I climb. I walk out on the plank. At the signal I jump. Wind, however, keyed up by the importance of the occasion, starts running before I hit the ground, with the result that I miss the mattress altogether and land with the rope wrapped between my legs and Wind already tearing across the playing fields in the direction of the tarmac.

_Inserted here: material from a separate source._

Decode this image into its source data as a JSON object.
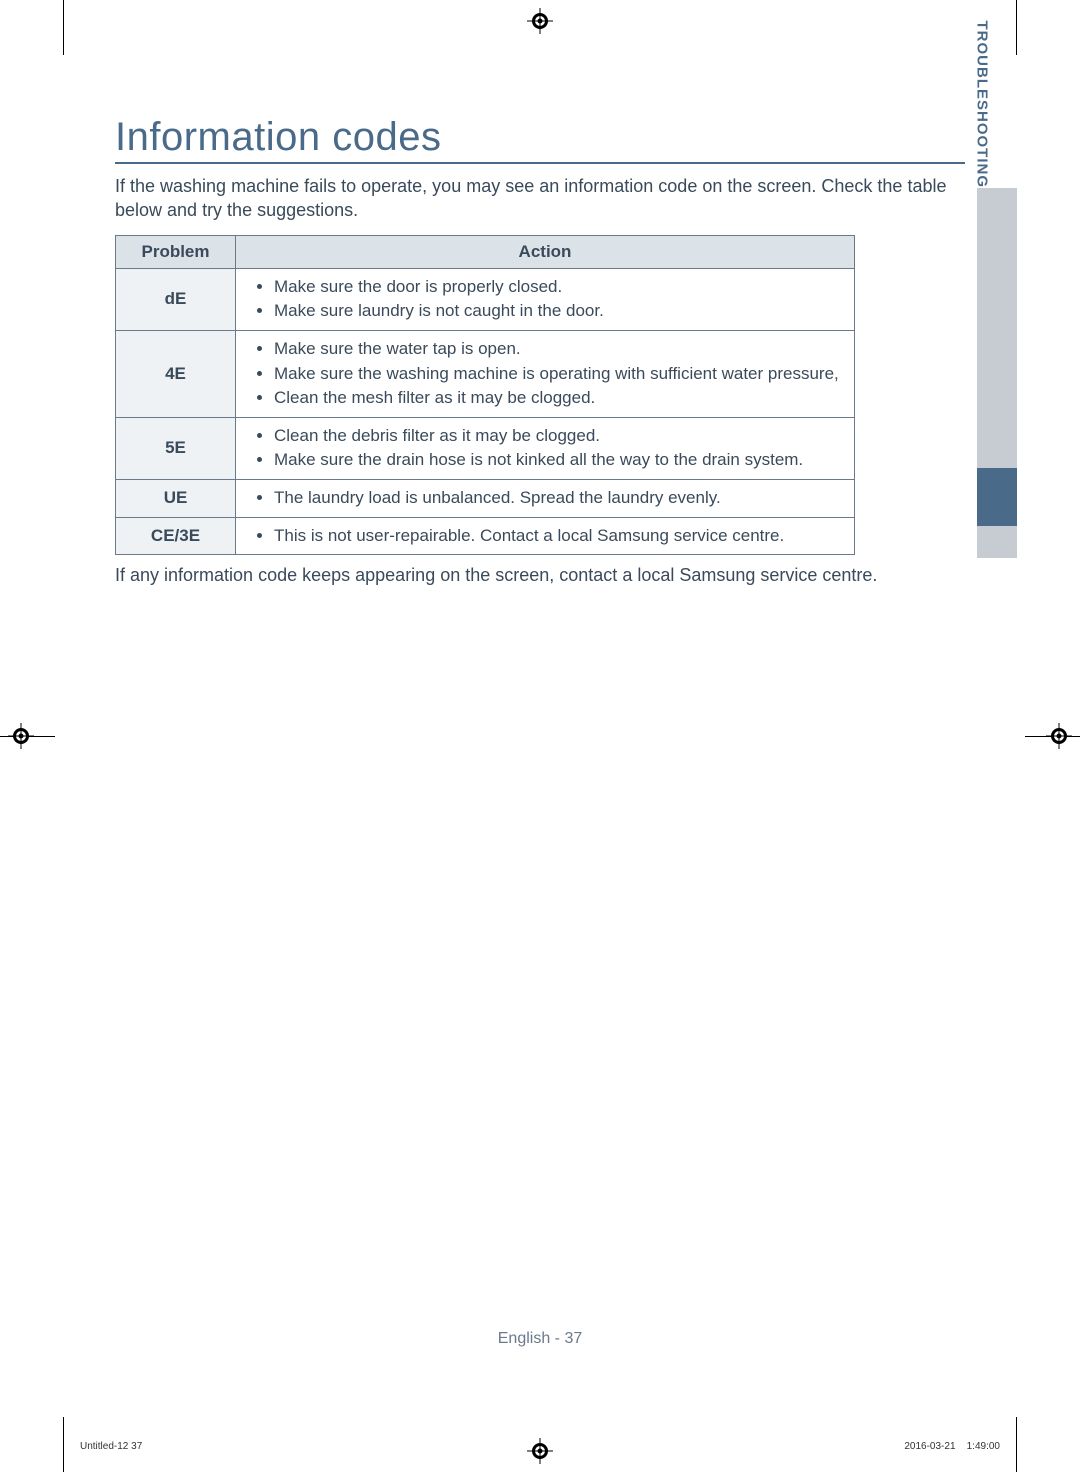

I am screaming because not only can I not reach the harness release but also the rope is in danger of ending my sex life before it has even begun. We are mere specks in the distance, long past the playing fields, three quarters of the way across the parade ground, before I finally get free and Wind rushes headlong into the School wall.
My father says later that he heard Montgomery tell the Commanding Officer, “Damned effective show.” Or as my father says that night at dinner, “Nicht schlecht.” Or as my mother says, “Ach, all this marching, all this uniforms, they always have to make so ein Getue und Getah.”